The Houston school board hopes to keep the public from finding out who is in the running to be the next leader of the state’s largest school system until the field is narrowed down to a single candidate.
Houston Independent School District trustees agreed Thursday to keep secret the names of the candidates who interview for the superintendent’s job because the best candidates want their privacy protected, the trustees said. The decision is at odds with a request from the city’s largest business organization, the Greater Houston Partnership, which called for a transparent search shortly after Superintendent Abelardo Saavedra announced earlier this year that he will soon step down. . . ..
And here is the real story posted by Caroline Grannon on Saturday at Examiner.com (from an fearful insider). As you can see, the tentacles of Bloomberg and the School Deformers are struggling to get another urban school system in their grip in order to apply their preferred brand of cultural eugenics to the black and brown children of Houston:
The Wolf at the Door: Are school-reform radicals hijacking the Houston Independent School District's Superintendent process?
The Houston Independent School District (HISD) has avoided becoming just another urban system in perpetual crisis. Its leaders have encouraged racial and political moderation and incremental reforms. The district pioneered magnet programs, and continues to offer families a host of specialized, high-quality choices, particularly at the high-school level. Its students outperform school districts which have opted for radical reform in most categories of the recently published National Assessment of Educational Progress comparisons.

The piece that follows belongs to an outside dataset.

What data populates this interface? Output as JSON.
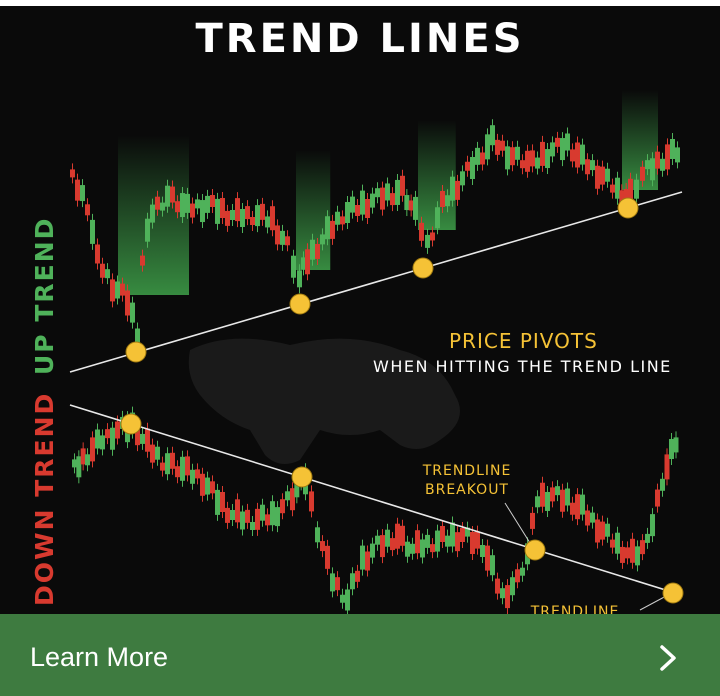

Now some members of HISD's nine-member elected school board want to change course and adopt drastic measures. They want Houston to follow in the footsteps of school districts like Philadelphia, Washington D. C., New Orleans and New York City by choosing a new superintendent in the mold of Michelle Rhee or Joel Klein [chancellors of D.C. and New York City schools, respectively].
According to HISD board member Paula Harris, HISD has gone as far as it can under the current model of reform; now it needs a change agent to “shake up” the district, which she labels a “monstrosity.” Natasha Kamrani, wife of the CEO of YES PREP charter schools, has repeatedly mentioned both Rhee and Klein as the kind of leader HISD should pursue. Harvin C. Moore IV, a founding member of the KIPP board and its longtime treasurer, is another supporter of uprooting reform.
The school board selected the firm Heidrick & Struggles over four competing firms to manage its superintendent search. This is a sign the school board's reform-radicals may have their way. Heidrick & Struggles has a history of directing districts to candidates advocating charter schools and subcontracting to private agencies, specifically in Philadelphia and Buffalo. Heidrick & Struggles also has close ties to the charter-school movement and to Mayor Michael Bloomberg's mayoral control approach in New York City.
Richard Greene, a managing partner in Heidrick & Struggles’ Chicago headquarters, was recently the chief operating officer for the KIPP national foundation. KIPP plans a $100 million expansion in Houston. KIPP and its junior partner, YES PREP, hope to use this private money to create a separate school district of 21,000 students cut from the heart of HISD.
The Heidrick & Stuggles board of directors includes two high-level Bloomberg allies. Robert E. Knowling is the former founding CEO of the New York Leadership Academy, Mayor Bloomberg’s factory for churning out new principals who see things his way. Richard Beattie heads up New Visions for New Schools, a partnership nonprofit supporting Bloomberg's reforms in some New York City schools.
Beattie is also chairman of the Simpson Thacher & Bartlett law firm, which provided free legal services in arguably the most important school-finance suit in New York City's history. This suit brought several billion dollars in extra state funding to the city schools, which aids the big-spending mayor who has upped school spending by five billion bucks in five years.
One major candidate for Houston mayor, Councilman Peter Brown, has called for creating a mayor-controlled district from the inner-city portions of HISD, allowing more suburban areas to carve out new districts.
Heidrick & Struggles and school board members have emphasized that this search would be open and transparent, without a predetermined outcome. HISD Board President Lawrence Marshall has promised “100% transparency.” The firm has held 30 community and stakeholder meetings to come up with a job description and list of qualities the next district leader should have. The list turned out to be highly amorphous, including just about every imaginable positive quality one could desire in a political leader.
HISD's board is replacing Dr. Abelardo Saavadra, the first Hispanic to hold that position in a district where 60% of students are of Hispanic origin. Houston Chronicle columnist Lisa Falkenberg recently derided Saavedra for his lack of political savvy, and some on the school board seem to agree, nearly pushing him out last year.
Saavedra had a tendency to announce his policy proposals well ahead of time, and hold town-hall meetings all over the city before finalizing his decisions. In some cases, as when he sought to reduce transportation for magnet students this past spring, Saavedra was opposed by organized groups of parents and his proposals were nixed by the school board. This sort of popular revolt will not be a problem for future superintendents if advocates of mayoral control have their way.
Once Heidrick & Struggles presents its candidates to HISD's board, parents and teachers' organizations will have limited, if any, influence on the final decision. The search firm and the HISD board have decided to issue the name of only one finalist.